Larkin is complaining that there's a lack of morale in the Detroit locker room
Steve is basically saying, 'You're the captain. That's your job. Brayden Schenn and Nick Suzuki put their teams on their back. Why can't you do the same?"
And like the NFL's late John Madden, some younger fans may forget that at one point, Yzerman was a hockey player himself, and an all-time great at that. He was the captain of this team for 20 seasons, won three Stanley Cups, but even more impressingly is the fact that they only missed the playoffs once under his tutelage.
Detroit did fail to make the playoffs in the 1985-86 season and Yzerman was a member of that team, but Danny Gare was still the captain at that time. The one year they failed to make the big dance with Yzerman at the helm was the 1989-90 season, but if you look at the roster of that team, you'll notice a lot of names: Nicklas Lidstrom, Sergei Fedorov, Dallas Drake, and Vladimir Konstantinov.
Lidstrom stuck around for his entire career, Fedorov for 13 seasons, Drake for a couple of seasons until he was shipped to the old Winnipeg Jets, and Konstantinov played for the Wings until his career was cut short.

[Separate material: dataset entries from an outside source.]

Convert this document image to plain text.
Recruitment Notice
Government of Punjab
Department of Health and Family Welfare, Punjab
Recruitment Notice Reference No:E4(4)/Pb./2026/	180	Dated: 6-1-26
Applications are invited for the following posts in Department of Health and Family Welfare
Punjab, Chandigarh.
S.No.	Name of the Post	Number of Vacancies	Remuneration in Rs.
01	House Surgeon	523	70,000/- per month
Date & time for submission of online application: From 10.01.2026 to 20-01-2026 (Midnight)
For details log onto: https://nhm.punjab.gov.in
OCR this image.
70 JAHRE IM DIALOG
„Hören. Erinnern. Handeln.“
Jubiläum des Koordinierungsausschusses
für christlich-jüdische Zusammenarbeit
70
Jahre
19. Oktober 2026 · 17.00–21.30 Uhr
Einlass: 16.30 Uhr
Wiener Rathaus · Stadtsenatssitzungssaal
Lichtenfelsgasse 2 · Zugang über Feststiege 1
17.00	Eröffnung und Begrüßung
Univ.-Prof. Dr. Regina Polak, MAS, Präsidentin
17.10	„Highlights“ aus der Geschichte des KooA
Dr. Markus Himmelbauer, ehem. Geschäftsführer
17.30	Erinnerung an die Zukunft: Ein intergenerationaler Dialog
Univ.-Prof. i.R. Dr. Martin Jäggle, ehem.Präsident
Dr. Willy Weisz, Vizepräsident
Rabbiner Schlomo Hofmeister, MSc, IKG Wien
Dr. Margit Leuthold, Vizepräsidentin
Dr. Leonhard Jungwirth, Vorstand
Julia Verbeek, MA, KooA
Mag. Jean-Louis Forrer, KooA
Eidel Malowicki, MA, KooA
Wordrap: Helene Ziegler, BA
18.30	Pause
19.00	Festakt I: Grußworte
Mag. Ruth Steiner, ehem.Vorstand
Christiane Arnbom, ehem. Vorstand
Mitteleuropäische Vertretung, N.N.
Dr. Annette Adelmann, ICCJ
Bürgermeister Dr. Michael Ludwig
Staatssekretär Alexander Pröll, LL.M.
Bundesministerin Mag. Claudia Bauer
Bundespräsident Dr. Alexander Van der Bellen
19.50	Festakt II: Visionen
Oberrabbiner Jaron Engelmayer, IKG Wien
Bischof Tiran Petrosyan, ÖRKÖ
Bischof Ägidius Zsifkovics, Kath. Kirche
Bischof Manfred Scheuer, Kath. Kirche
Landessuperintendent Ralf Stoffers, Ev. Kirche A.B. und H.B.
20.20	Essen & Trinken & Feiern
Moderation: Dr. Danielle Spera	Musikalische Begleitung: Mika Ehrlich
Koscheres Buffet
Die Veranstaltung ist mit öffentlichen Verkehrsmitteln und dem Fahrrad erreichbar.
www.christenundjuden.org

Players who stick around for a while; they do that for a reason, and having a great leader is a part of the equation. Those aforementioned players and future Wings looked up to Yzerman and when he had an off night, they'd do their best to pick up the slack.
That's what a championship caliber team does, and that's what the current team lacks. All things considered, Yzerman agreed that it's not all on Larkin; he needs more help from the core players, but when everything is taken into account, he's still the captain.
"I’m counting on more leadership," Yzerman said. "Dylan Larkin can use more leadership, much like myself as a player. Look at all those guys I played with. Just because you wear the C or you don’t wear the C doesn’t mean you’re not a leader on the team."
Let's take a more modern approach. Let's take the three highest-paid players from the Red Wings and compare their regular season performances to the Presidents' Trophy winning Winnipeg Jets, for instance, and see the difference.
For the Jets, we have Mark Scheifele, Kyle Connor, and Neal Pionk. They combined for 90 goals and 133 assists for 223 points. For the Red Wings, there's Larkin, Moritz Seider, and Lucas Raymond. They combined for 65 goals and 131 assists for 196 points.
It doesn't look like a lot, but 25 goals is a good chunk in the NHL
Ask yourselves this. If Detroit's highest-paid players would have stepped it up just a smidgen, would they have snapped their much-publicized postseason gig? Most likely. Yes, they would have gotten knocked out of the playoffs early, but at least they would have ended that dreadful streak.
Detroit has a very solid foundation. They just need to build upon that, acquire a pair of solid defensemen in the offseason, improve the penalty kill, and boost morale within the organization. And that starts at the top. If your leader is pointing the finger at other people before evaluating his own performance, you may need a new captain.
"I’m counting on our best players, our leaders, to give us a bit of a morale boost," Yzerman said. "That’s what they’re paid for and that’s the expectation for them."